The exam-score proposal is just one of several changes the regulator was considering after a staff study by the Securities and Exchange Commission last year asked that Finra look into expanding background information available to investors.

Finra is weighing a proposal aimed at providing details on why a broker was terminated from a firm and another that would provide a fuller history of complaints filed against brokers. Finra says it is currently reviewing comments from brokers and other industry experts before it decides whether to act.

But the brouhaha over exam scores illustrates that it isn’t always clear where to draw the line on transparency. Even some supporters of greater disclosure say posting the results goes too far. “I’d hate to see someone pick a financial adviser on the basis that they got the equivalent of an A- on the exam and another person got a B,” says William Jacobson, director of Cornell Law School’s Securities Law Clinic.

The exams are usually taken at the beginning of a career, for example.

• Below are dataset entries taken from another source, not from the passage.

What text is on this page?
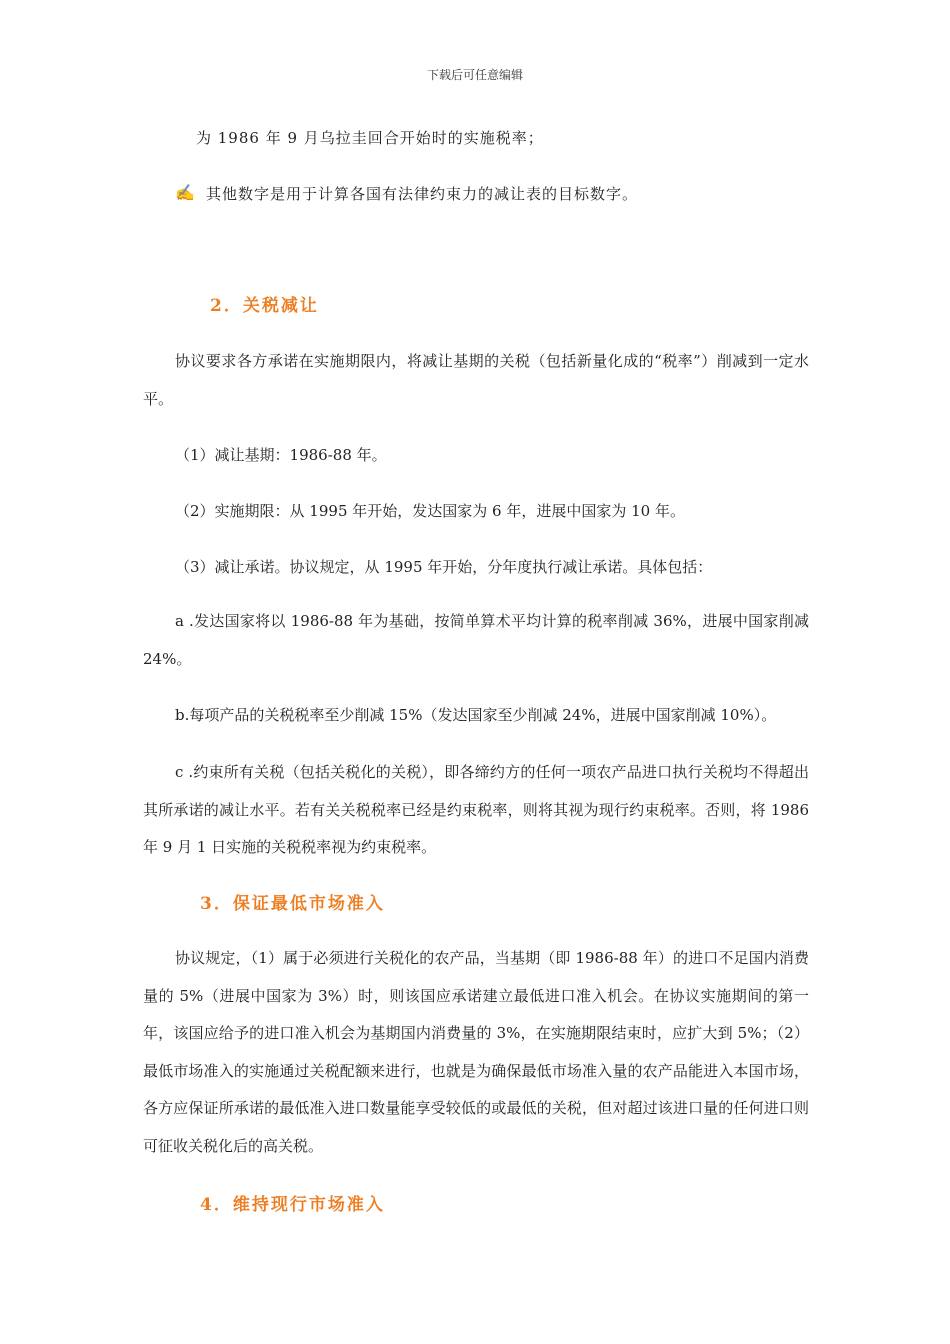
下载后可任意编辑
为 1986 年 9 月乌拉圭回合开始时的实施税率；
✍ 其他数字是用于计算各国有法律约束力的减让表的目标数字。
2．关税减让
协议要求各方承诺在实施期限内，将减让基期的关税（包括新量化成的“税率”）削减到一定水平。
（1）减让基期：1986-88 年。
（2）实施期限：从 1995 年开始，发达国家为 6 年，进展中国家为 10 年。
（3）减让承诺。协议规定，从 1995 年开始，分年度执行减让承诺。具体包括：
a .发达国家将以 1986-88 年为基础，按简单算术平均计算的税率削减 36%，进展中国家削减 24%。
b.每项产品的关税税率至少削减 15%（发达国家至少削减 24%，进展中国家削减 10%）。
c .约束所有关税（包括关税化的关税），即各缔约方的任何一项农产品进口执行关税均不得超出其所承诺的减让水平。若有关关税税率已经是约束税率，则将其视为现行约束税率。否则，将 1986 年 9 月 1 日实施的关税税率视为约束税率。
3．保证最低市场准入
协议规定，（1）属于必须进行关税化的农产品，当基期（即 1986-88 年）的进口不足国内消费量的 5%（进展中国家为 3%）时，则该国应承诺建立最低进口准入机会。在协议实施期间的第一年，该国应给予的进口准入机会为基期国内消费量的 3%，在实施期限结束时，应扩大到 5%；（2）最低市场准入的实施通过关税配额来进行，也就是为确保最低市场准入量的农产品能进入本国市场，各方应保证所承诺的最低准入进口数量能享受较低的或最低的关税，但对超过该进口量的任何进口则可征收关税化后的高关税。
4．维持现行市场准入
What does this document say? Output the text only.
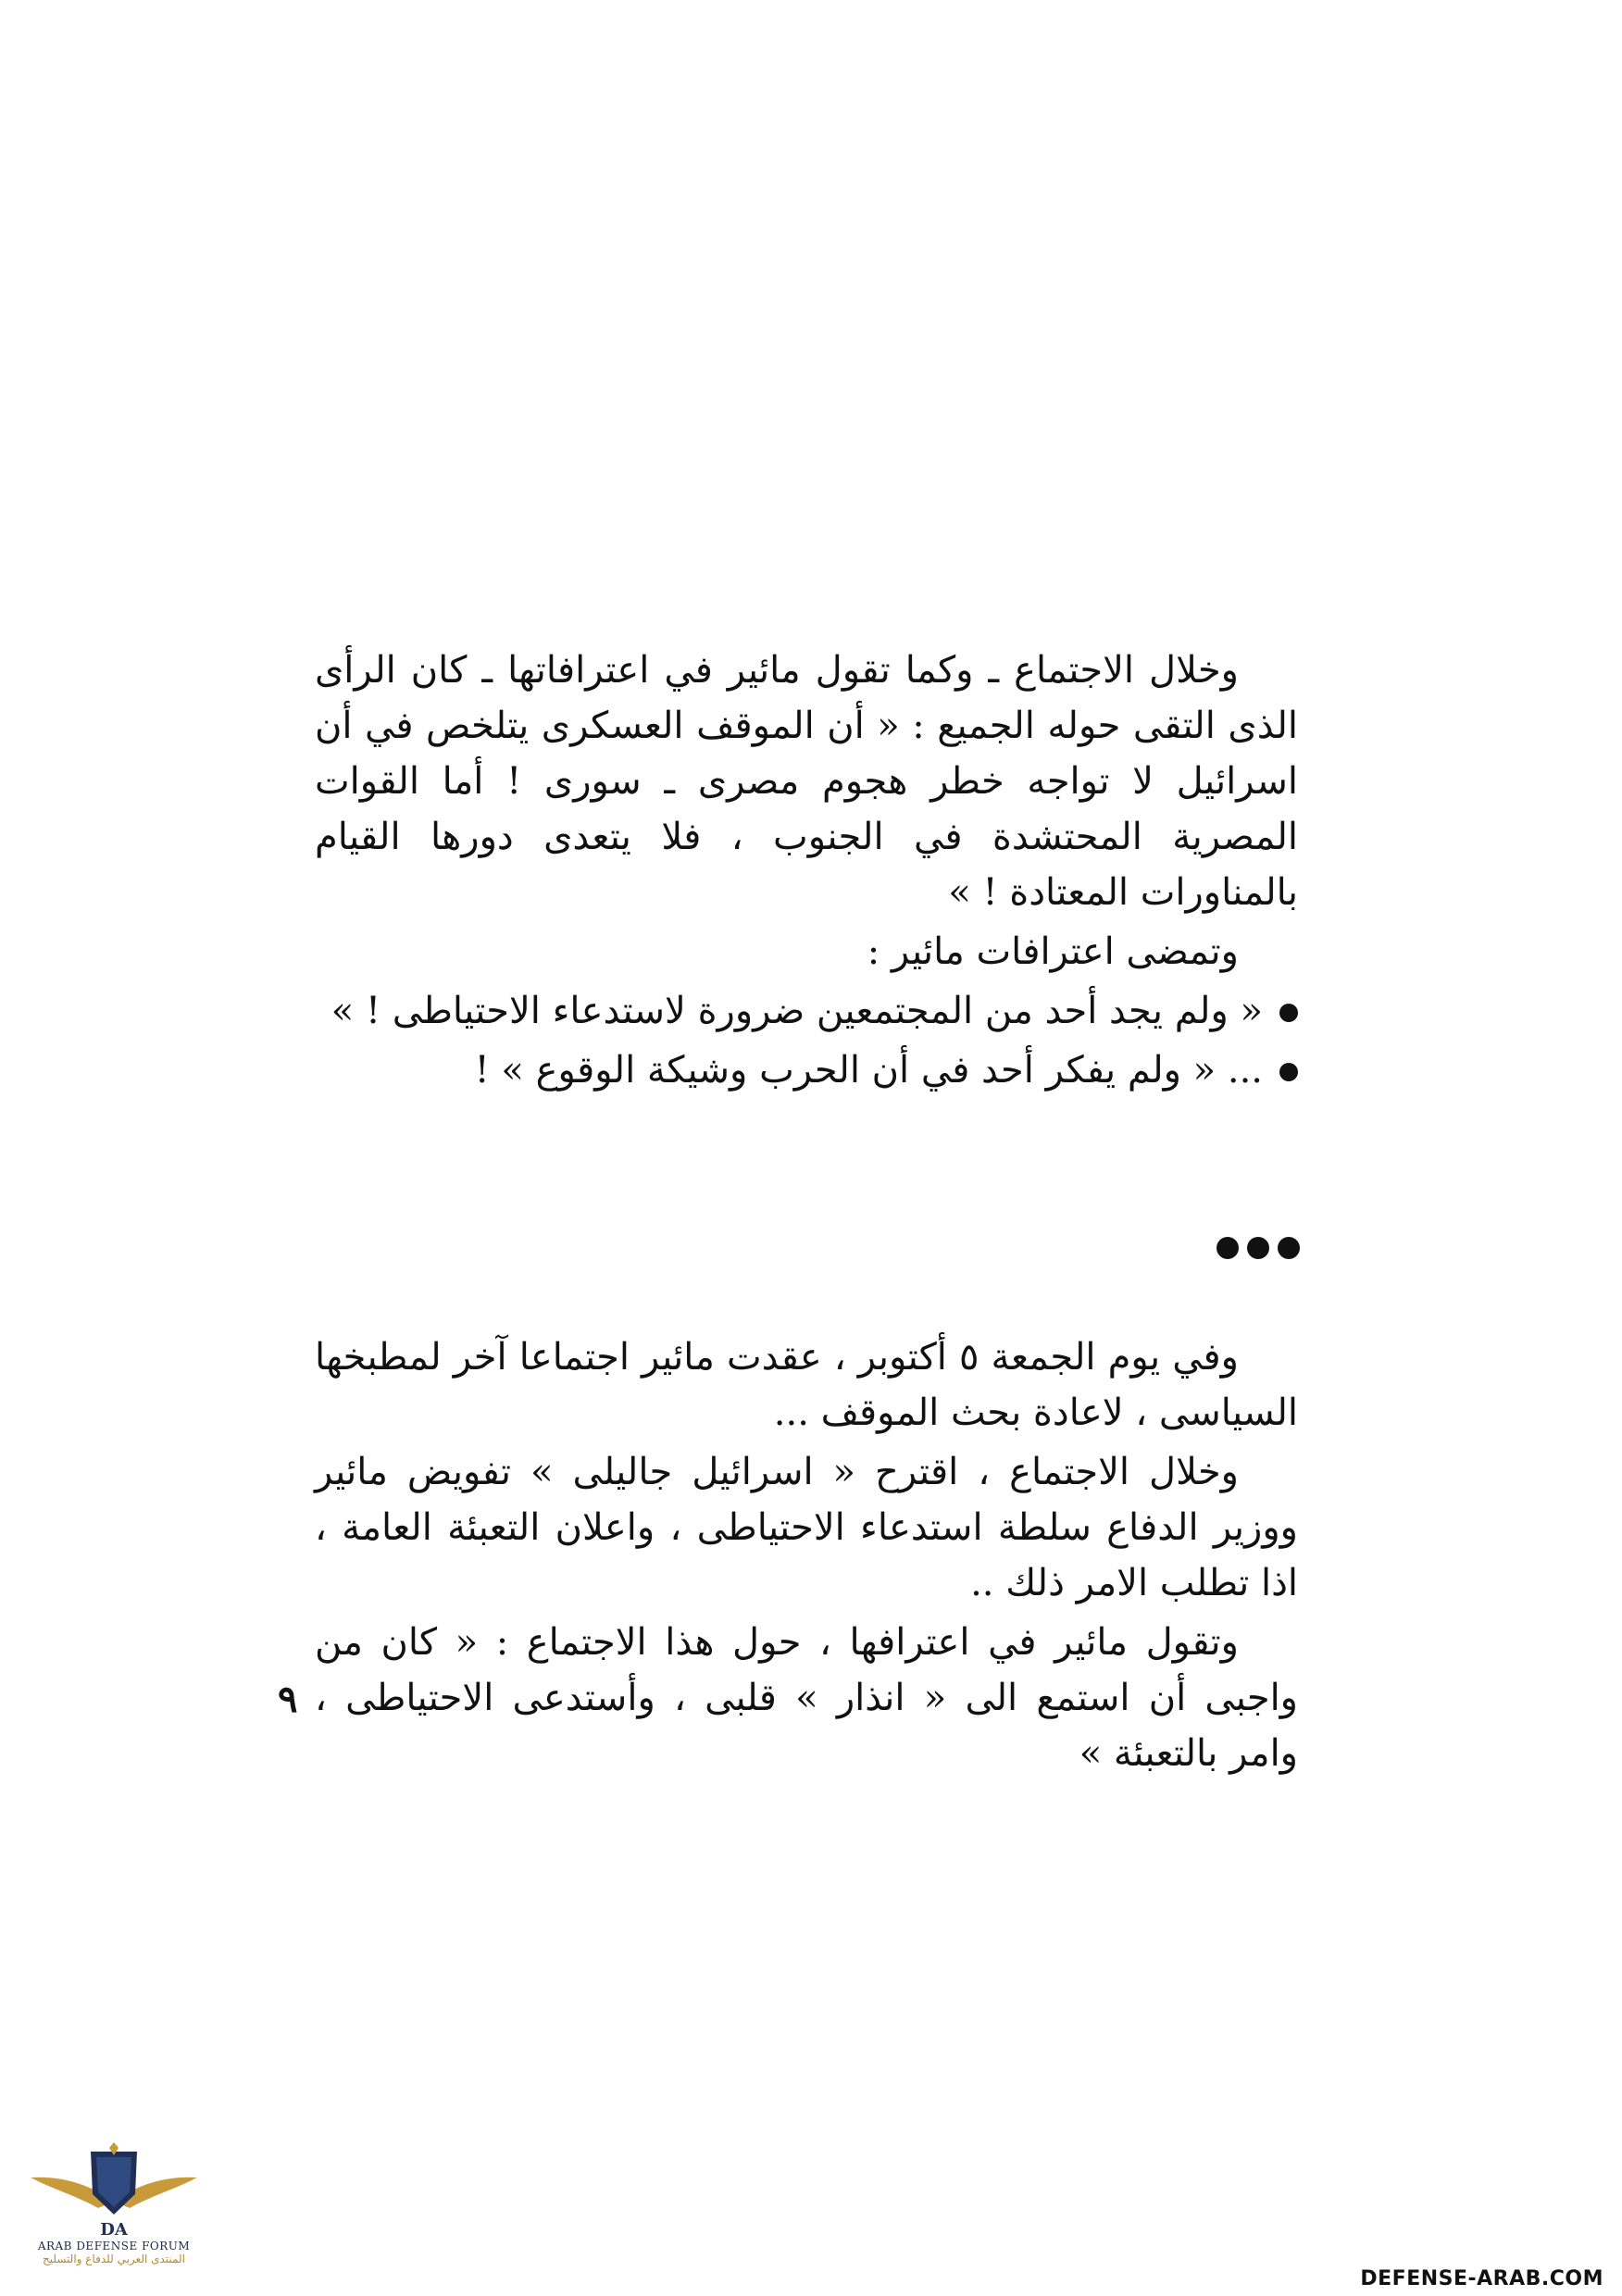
وخلال الاجتماع ـ وكما تقول مائير في اعترافاتها ـ كان الرأى الذى التقى حوله الجميع : « أن الموقف العسكرى يتلخص في أن اسرائيل لا تواجه خطر هجوم مصرى ـ سورى ! أما القوات المصرية المحتشدة في الجنوب ، فلا يتعدى دورها القيام بالمناورات المعتادة ! »

وتمضى اعترافات مائير :

« ولم يجد أحد من المجتمعين ضرورة لاستدعاء الاحتياطى ! »

... « ولم يفكر أحد في أن الحرب وشيكة الوقوع » !

وفي يوم الجمعة ٥ أكتوبر ، عقدت مائير اجتماعا آخر لمطبخها السياسى ، لاعادة بحث الموقف ...

وخلال الاجتماع ، اقترح « اسرائيل جاليلى » تفويض مائير ووزير الدفاع سلطة استدعاء الاحتياطى ، واعلان التعبئة العامة ، اذا تطلب الامر ذلك ..

وتقول مائير في اعترافها ، حول هذا الاجتماع : « كان من واجبى أن استمع الى « انذار » قلبى ، وأستدعى الاحتياطى ، وامر بالتعبئة »

٩
DA
ARAB DEFENSE FORUM
المنتدى العربي للدفاع والتسليح
DEFENSE-ARAB.COM
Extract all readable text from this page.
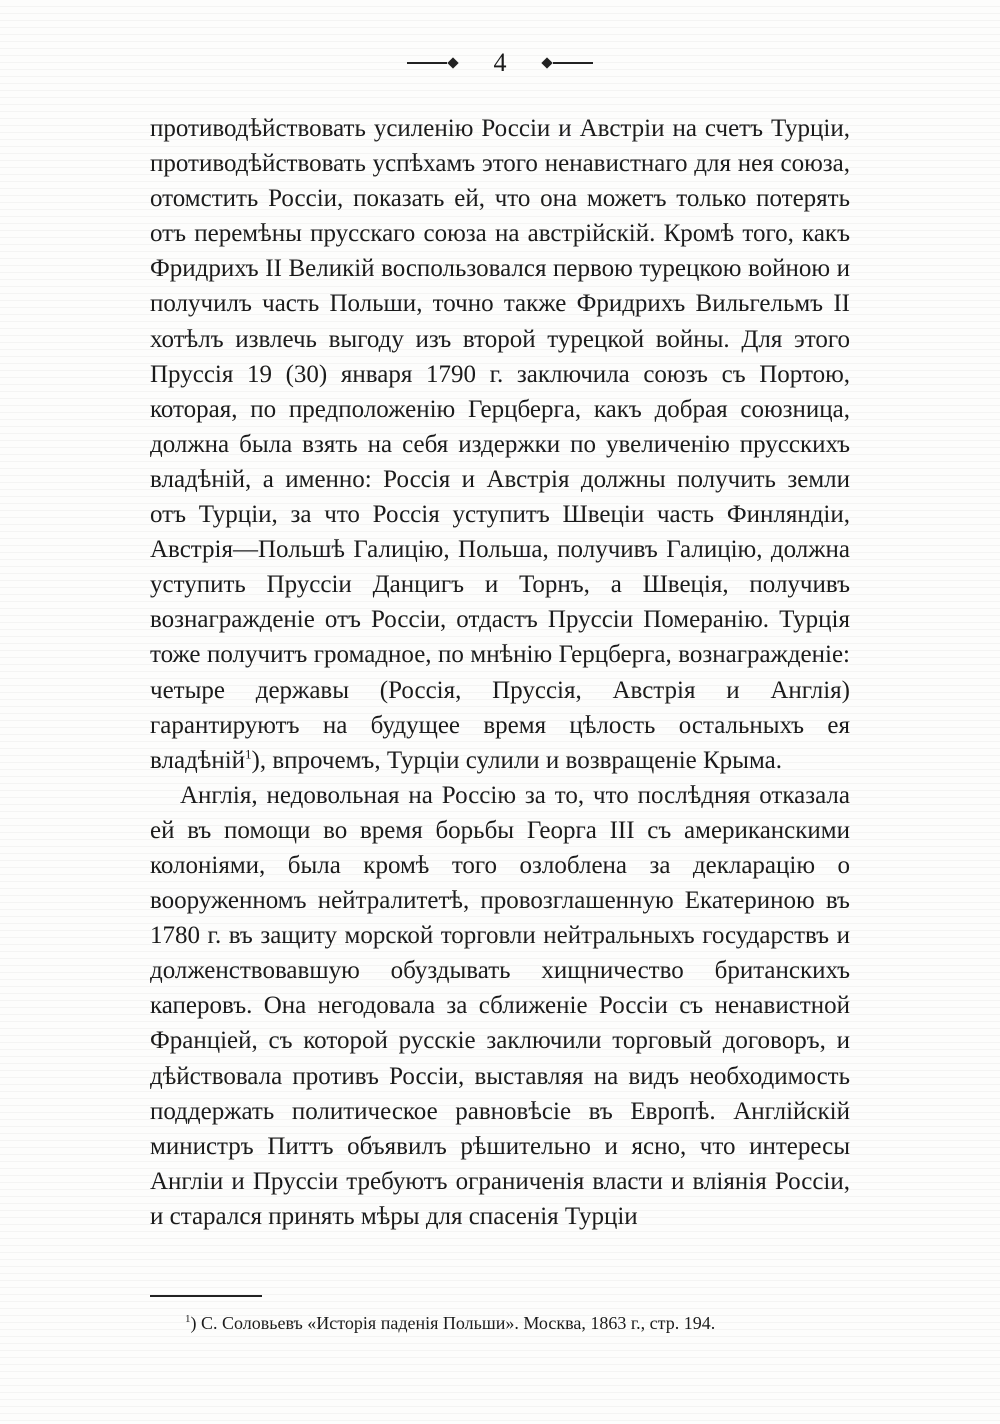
4

противодѣйствовать усиленію Россіи и Австріи на счетъ Турціи, противодѣйствовать успѣхамъ этого ненавистнаго для нея союза, отомстить Россіи, показать ей, что она можетъ только потерять отъ перемѣны прусскаго союза на австрійскій. Кромѣ того, какъ Фридрихъ II Великій воспользовался первою турецкою войною и получилъ часть Польши, точно также Фридрихъ Вильгельмъ II хотѣлъ извлечь выгоду изъ второй турецкой войны. Для этого Пруссія 19 (30) января 1790 г. заключила союзъ съ Портою, которая, по предположенію Герцберга, какъ добрая союзница, должна была взять на себя издержки по увеличенію прусскихъ владѣній, а именно: Россія и Австрія должны получить земли отъ Турціи, за что Россія уступитъ Швеціи часть Финляндіи, Австрія—Польшѣ Галицію, Польша, получивъ Галицію, должна уступить Пруссіи Данцигъ и Торнъ, а Швеція, получивъ вознагражденіе отъ Россіи, отдастъ Пруссіи Померанію. Турція тоже получитъ громадное, по мнѣнію Герцберга, вознагражденіе: четыре державы (Россія, Пруссія, Австрія и Англія) гарантируютъ на будущее время цѣлость остальныхъ ея владѣній$^1$), впрочемъ, Турціи сулили и возвращеніе Крыма.

Англія, недовольная на Россію за то, что послѣдняя отказала ей въ помощи во время борьбы Георга III съ американскими колоніями, была кромѣ того озлоблена за декларацію о вооруженномъ нейтралитетѣ, провозглашенную Екатериною въ 1780 г. въ защиту морской торговли нейтральныхъ государствъ и долженствовавшую обуздывать хищничество британскихъ каперовъ. Она негодовала за сближеніе Россіи съ ненавистной Франціей, съ которой русскіе заключили торговый договоръ, и дѣйствовала противъ Россіи, выставляя на видъ необходимость поддержать политическое равновѣсіе въ Европѣ. Англійскій министръ Питтъ объявилъ рѣшительно и ясно, что интересы Англіи и Пруссіи требуютъ ограниченія власти и вліянія Россіи, и старался принять мѣры для спасенія Турціи

$^1$) С. Соловьевъ «Исторія паденія Польши». Москва, 1863 г., стр. 194.
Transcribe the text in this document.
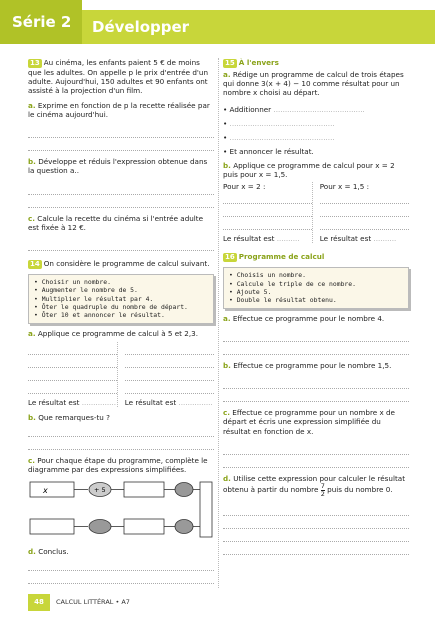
Série 2	Développer

13 Au cinéma, les enfants paient 5 € de moins que les adultes. On appelle p le prix d'entrée d'un adulte. Aujourd'hui, 150 adultes et 90 enfants ont assisté à la projection d'un film.

a. Exprime en fonction de p la recette réalisée par le cinéma aujourd'hui.

b. Développe et réduis l'expression obtenue dans la question a..

c. Calcule la recette du cinéma si l'entrée adulte est fixée à 12 €.

14 On considère le programme de calcul suivant.

• Choisir un nombre.
• Augmenter le nombre de 5.
• Multiplier le résultat par 4.
• Ôter le quadruple du nombre de départ.
• Ôter 10 et annoncer le résultat.

a. Applique ce programme de calcul à 5 et 2,3.

Le résultat est ............... Le résultat est ...............

b. Que remarques-tu ?

c. Pour chaque étape du programme, complète le diagramme par des expressions simplifiées.

x	+ 5

d. Conclus.

15 À l'envers

a. Rédige un programme de calcul de trois étapes qui donne 3(x + 4) − 10 comme résultat pour un nombre x choisi au départ.

• Additionner ........................................
• ..............................................
• ..............................................
• Et annoncer le résultat.

b. Applique ce programme de calcul pour x = 2 puis pour x = 1,5.

Pour x = 2 :
Le résultat est ..........
Pour x = 1,5 :
Le résultat est ..........

16 Programme de calcul

• Choisis un nombre.
• Calcule le triple de ce nombre.
• Ajoute 5.
• Double le résultat obtenu.

a. Effectue ce programme pour le nombre 4.

b. Effectue ce programme pour le nombre 1,5.

c. Effectue ce programme pour un nombre x de départ et écris une expression simplifiée du résultat en fonction de x.

d. Utilise cette expression pour calculer le résultat obtenu à partir du nombre $\frac{7}{2}$ puis du nombre 0.

48	CALCUL LITTÉRAL • A7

In the fast-moving world of markets and investing, brokers say results for tests they took years ago are meaningless. “Our argument is that the scores are largely irrelevant if not misleading,” says David Bellaire, general counsel and director of government affairs at the Financial Services Institute, which represents more than 35,000 independent financial advisers and was opposed to the proposal.

Moreover, there is no research supporting the idea that higher test scores are linked to better investment performance or quality of service, says Marilyn Mohrman-Gillis, managing director of public policy and communications at the Certified Financial Planner Board of Standards, a nonprofit that grants the CFP certification.